Acknowledgement that an athlete’s capacity to perform can fluctuate daily has led to the development of alternative measures of training load selection. Auto-regulation is the idea of the athlete or coach regulating day-to-day load based on athlete performance or intrinsic measurements of perceived fatigue. A common example of auto-regulation is the Rate of Perceived exertion (RPE) method. Instead of a specific load, the coach assigns a level of perceived intensity (i.e., lift something that feels 6/10 in terms of “heaviness”) This approach has benefit, as the training load has a closer relationship to the athlete and their physical state, but has some pretty big flaws, firstly it relies mostly on feedback from the athlete, different athlete’s may have individual differences in terms of mental toughness and ability to accurately perceive load, it’s fair to think an elite powerlifter may more accurately attenuate to the desired intensity than an amateur cyclist. It’s interesting to note that some studies have found a positive correlation between RPE and % of 1RM, but it’s appearing not to be as accurate in resistance training as it is with endurance exercise[2,5].

Interestingly, more quantifiable methods of autoregulation are beginning to develop. Mann et al, (2015) discusses the idea of instead, auto-regulating load from Bar velocity data. To provide an example, in the back squat, mean velocity tends to be around 0.3m/s. This comes from evidence that there is an apparently linear relationship between load and velocity[3], but also certain velocities may stay relatively attenuated to specific percentages of 1RM[3-4]. This potentially suggests that the velocity an individual registers, at say, 60% of 1RM, may not change all too significantly even if the literal load 60% represents has changed due to adaptation. This is advantageous from an autoregulation perspective because training load can instead be prescribed with the correlating velocity instead of the literal load connected to the percentage of 1RM.


The benefit here is that, theoretically, velocity-based autoregulation will increase the accuracy of a training session because the desired velocity will occur at weights that are higher or lower on any given day, due to the fatigue state of the athlete.

Personally, this is a pretty interesting concept, but I think we’re a little early on in terms of research. But I certainly think it has a lot of potential, simply because it allows for a very straightforward and quantified method of regulating load and fatigue. One of the biggest limitations experienced with this type of training is the cost of equipment, with accurate measurement tools costing up to around $400, it’s not exactly a model that’s economical for the weekend warrior or amateur athlete just yet.

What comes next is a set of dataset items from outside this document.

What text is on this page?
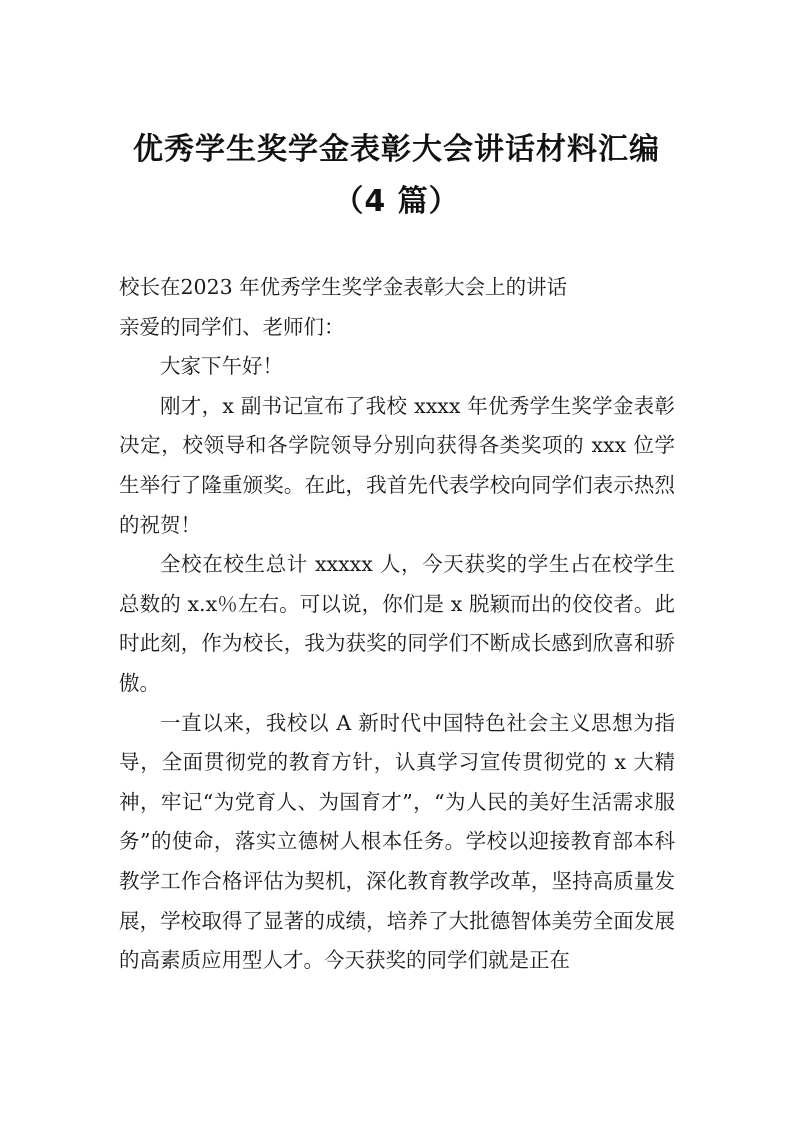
优秀学生奖学金表彰大会讲话材料汇编
（4 篇）

校长在2023 年优秀学生奖学金表彰大会上的讲话

亲爱的同学们、老师们：

大家下午好！

刚才，x 副书记宣布了我校 xxxx 年优秀学生奖学金表彰决定，校领导和各学院领导分别向获得各类奖项的 xxx 位学生举行了隆重颁奖。在此，我首先代表学校向同学们表示热烈的祝贺！

全校在校生总计 xxxxx 人，今天获奖的学生占在校学生总数的 x.x％左右。可以说，你们是 x 脱颖而出的佼佼者。此时此刻，作为校长，我为获奖的同学们不断成长感到欣喜和骄傲。

一直以来，我校以 A 新时代中国特色社会主义思想为指导，全面贯彻党的教育方针，认真学习宣传贯彻党的 x 大精神，牢记“为党育人、为国育才”，“为人民的美好生活需求服务”的使命，落实立德树人根本任务。学校以迎接教育部本科教学工作合格评估为契机，深化教育教学改革，坚持高质量发展，学校取得了显著的成绩，培养了大批德智体美劳全面发展的高素质应用型人才。今天获奖的同学们就是正在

The purpose of this article was really to highlight, when coaching athletes in resistance training, the need to examine a broader amount of variables. Any given resistance training programme should have room for autoregulation when it’s needed. Will the world of training ever completely swap over to a holistic system such as autoregulation? Unlikely. Despite its flaws, the traditional 1RM approach is cheap, simple and still pretty effective. Its effectiveness can be quite easily increased by acknowledging its flaws and as a coach, giving constant consideration to the physiological state of the athlete, Food for thought.

References:

1. Blatnik, J. A., Goodman, C. L., Capps, C. R., Awelewa, O. O., Triplett, T. N., Erickson, T. M., & McBride, J. M. (2014). Effect of load on peak power of the bar, body and system during the deadlift. Journal of sports science & medicine, 13(3), 511.

2. Day, Meghan L., et al. (2004) Monitoring exercise intensity during resistance training using the session RPE scale. The Journal of Strength & Conditioning Research 18(2), 353-358.

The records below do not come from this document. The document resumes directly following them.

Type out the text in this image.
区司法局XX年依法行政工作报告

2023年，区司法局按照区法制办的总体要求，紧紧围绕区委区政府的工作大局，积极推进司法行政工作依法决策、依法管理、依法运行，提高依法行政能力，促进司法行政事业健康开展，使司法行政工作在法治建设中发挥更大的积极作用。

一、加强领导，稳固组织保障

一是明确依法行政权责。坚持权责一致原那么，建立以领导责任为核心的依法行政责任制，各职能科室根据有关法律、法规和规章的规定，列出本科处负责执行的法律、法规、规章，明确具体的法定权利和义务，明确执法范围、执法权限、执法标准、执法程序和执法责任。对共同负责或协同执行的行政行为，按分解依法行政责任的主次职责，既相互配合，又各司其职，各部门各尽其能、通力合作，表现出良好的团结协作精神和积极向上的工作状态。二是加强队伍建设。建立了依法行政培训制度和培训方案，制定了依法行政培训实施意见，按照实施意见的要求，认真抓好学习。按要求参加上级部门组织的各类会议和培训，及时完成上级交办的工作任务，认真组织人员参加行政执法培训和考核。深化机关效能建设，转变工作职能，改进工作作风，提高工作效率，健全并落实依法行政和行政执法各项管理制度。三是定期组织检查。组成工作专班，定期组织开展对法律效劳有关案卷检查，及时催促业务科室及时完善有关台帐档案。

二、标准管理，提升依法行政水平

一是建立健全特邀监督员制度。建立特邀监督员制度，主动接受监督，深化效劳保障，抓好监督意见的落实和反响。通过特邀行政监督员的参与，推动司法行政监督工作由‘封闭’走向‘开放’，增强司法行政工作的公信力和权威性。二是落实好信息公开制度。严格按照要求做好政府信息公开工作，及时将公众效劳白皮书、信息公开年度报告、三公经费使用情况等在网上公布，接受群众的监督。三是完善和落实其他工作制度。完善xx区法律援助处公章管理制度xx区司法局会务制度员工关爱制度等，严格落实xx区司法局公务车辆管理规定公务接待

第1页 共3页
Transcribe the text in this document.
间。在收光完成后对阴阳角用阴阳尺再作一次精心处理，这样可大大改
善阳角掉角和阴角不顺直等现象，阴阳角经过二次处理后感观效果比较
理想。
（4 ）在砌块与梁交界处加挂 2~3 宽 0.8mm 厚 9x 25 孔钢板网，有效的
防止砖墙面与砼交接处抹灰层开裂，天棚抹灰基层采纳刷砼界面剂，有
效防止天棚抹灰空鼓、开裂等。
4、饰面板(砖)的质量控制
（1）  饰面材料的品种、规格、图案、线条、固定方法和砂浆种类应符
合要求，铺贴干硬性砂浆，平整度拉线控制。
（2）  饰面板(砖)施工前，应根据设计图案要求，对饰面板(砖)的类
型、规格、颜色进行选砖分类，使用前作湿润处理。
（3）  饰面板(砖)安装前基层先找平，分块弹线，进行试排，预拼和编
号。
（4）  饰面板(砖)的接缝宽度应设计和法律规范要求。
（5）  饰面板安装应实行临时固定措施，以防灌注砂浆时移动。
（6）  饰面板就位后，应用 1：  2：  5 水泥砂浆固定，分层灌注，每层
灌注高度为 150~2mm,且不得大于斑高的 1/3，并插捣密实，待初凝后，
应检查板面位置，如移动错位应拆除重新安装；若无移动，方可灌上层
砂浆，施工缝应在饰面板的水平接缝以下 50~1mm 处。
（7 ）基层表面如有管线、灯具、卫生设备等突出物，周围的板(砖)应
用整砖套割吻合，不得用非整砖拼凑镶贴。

3. Izquierdo, M., et al. (2006) Effect of loading on unintentional lifting velocity declines during single sets of repetitions to failure during upper and lower extremity muscle actions. International journal of sports medicine 27(9), 718-724.

4. Mann, J. B., Ivey, P. A., & Sayers, S. P. (2015). Velocity-Based Training in Football. Strength & Conditioning Journal, 37(6), 52-57.

5. Sweet, Travis W., et al. (2004) Quantitation of resistance training using the session rating of perceived exertion method. The Journal of Strength & Conditioning Research 18(4),: 796-802.